Muddy Waters, le fléau de Casino, a fait son retour en France, ciblant maintenant une société du CAC 40. Cette fois, le fonds activiste dirigé par l’illustre short-seller américain Carson Block a rendu public un document de 35 pages le lundi 24 juin, critiquant vivement Eurofins Scientific, le titan mondial de la bio-analyse. Il reproche à l’entreprise d’être « conçue pour la fraude ». La firme, originaire de Nantes en 1987 mais ayant par la suite déplacé son siège à Bruxelles, n’a, pour l’instant, pas répondu à ces accusations.
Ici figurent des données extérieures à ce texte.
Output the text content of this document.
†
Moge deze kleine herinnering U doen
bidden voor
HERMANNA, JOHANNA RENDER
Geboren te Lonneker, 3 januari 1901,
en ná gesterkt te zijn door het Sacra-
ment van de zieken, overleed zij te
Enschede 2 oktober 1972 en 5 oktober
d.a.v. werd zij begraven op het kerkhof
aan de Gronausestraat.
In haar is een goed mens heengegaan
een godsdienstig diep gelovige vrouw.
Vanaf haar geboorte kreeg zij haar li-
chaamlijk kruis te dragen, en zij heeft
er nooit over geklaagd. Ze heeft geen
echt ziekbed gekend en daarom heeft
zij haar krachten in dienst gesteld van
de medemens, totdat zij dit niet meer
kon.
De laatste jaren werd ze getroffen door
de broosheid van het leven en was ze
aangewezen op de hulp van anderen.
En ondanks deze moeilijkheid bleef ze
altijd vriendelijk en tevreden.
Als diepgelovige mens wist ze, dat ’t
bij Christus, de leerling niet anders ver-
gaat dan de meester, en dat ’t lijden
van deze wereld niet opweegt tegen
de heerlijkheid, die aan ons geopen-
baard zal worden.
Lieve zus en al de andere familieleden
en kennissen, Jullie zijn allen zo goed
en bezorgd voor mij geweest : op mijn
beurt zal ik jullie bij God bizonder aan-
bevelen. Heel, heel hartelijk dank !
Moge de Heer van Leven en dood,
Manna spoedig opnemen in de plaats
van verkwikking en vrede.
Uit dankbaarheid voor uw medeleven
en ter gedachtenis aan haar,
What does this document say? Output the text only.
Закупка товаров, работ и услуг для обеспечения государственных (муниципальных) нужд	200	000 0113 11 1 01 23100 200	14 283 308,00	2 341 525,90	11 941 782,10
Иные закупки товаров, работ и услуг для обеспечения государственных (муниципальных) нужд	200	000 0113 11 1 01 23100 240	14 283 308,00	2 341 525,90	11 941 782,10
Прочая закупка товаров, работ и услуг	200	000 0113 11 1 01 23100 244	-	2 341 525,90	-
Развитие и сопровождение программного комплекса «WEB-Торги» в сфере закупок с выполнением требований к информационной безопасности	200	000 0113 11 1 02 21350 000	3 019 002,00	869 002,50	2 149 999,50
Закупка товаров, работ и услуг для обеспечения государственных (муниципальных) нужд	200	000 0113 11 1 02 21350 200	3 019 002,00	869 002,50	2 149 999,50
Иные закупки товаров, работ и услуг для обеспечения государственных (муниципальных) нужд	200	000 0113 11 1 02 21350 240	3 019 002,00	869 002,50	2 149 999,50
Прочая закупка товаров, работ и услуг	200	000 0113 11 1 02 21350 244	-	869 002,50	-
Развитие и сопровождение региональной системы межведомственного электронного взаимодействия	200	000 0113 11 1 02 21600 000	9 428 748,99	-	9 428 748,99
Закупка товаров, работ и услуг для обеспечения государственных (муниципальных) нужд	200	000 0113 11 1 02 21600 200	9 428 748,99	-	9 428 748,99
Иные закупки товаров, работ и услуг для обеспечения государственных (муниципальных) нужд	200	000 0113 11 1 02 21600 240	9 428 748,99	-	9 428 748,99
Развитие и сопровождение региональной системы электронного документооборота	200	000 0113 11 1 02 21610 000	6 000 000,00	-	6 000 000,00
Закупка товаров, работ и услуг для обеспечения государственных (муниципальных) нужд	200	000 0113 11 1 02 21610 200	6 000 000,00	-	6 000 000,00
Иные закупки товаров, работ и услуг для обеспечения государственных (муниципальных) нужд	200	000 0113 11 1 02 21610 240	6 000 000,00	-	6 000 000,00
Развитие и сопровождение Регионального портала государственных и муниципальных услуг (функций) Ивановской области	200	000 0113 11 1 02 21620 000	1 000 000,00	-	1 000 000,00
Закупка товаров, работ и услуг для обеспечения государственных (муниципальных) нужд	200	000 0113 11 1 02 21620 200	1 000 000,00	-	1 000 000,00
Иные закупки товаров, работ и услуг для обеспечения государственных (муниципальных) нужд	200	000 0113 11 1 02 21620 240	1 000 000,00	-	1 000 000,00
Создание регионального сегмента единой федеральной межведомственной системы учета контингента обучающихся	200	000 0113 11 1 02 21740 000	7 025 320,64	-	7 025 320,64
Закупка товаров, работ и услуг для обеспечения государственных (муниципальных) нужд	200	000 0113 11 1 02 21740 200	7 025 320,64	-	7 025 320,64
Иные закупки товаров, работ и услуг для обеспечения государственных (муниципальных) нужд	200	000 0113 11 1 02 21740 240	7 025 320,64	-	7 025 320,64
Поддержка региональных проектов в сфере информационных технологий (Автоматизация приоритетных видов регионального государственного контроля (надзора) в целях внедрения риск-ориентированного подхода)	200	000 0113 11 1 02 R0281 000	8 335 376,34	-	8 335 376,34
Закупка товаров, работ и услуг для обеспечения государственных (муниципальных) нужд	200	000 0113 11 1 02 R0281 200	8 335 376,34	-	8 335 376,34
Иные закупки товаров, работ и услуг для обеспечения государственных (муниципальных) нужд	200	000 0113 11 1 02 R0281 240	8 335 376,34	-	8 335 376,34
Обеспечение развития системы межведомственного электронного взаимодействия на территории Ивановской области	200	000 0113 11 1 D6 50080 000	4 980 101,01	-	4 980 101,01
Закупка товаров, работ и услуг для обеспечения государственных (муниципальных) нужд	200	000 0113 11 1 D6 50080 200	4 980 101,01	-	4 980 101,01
Suite à une pause, le cours de l’action d’Eurofins subissait une dégringolade de presque 17% lundi, provoquant une évaporation de 1,7 milliards d’euros de la capitalisation boursière. M. Block mentionne qu’il détient une position de vente à découvert, c’est-à-dire qu’il a initialement emprunté des actions de l’entreprise, les a revendus, avec l’intention de les racheter à un prix moindre plus tard, afin de les rendre à leur propriétaire, obtenant par la même occasion un joli bénéfice.
Cependant, le financier se décrit également comme un journaliste d’investigation. Il affirme que ce document est un « avis journalistique » dans son introduction. Son étude se base principalement sur des « sources », anciens salariés d’Eurofins avec lesquels il a pu s’entretenir, citant leurs dires anonymement. M. Block n’a pas pris contact avec la société co-fondée et gérée par le français Gilles Martin, mais a manifestement fait poser des questions par d’autres investisseurs.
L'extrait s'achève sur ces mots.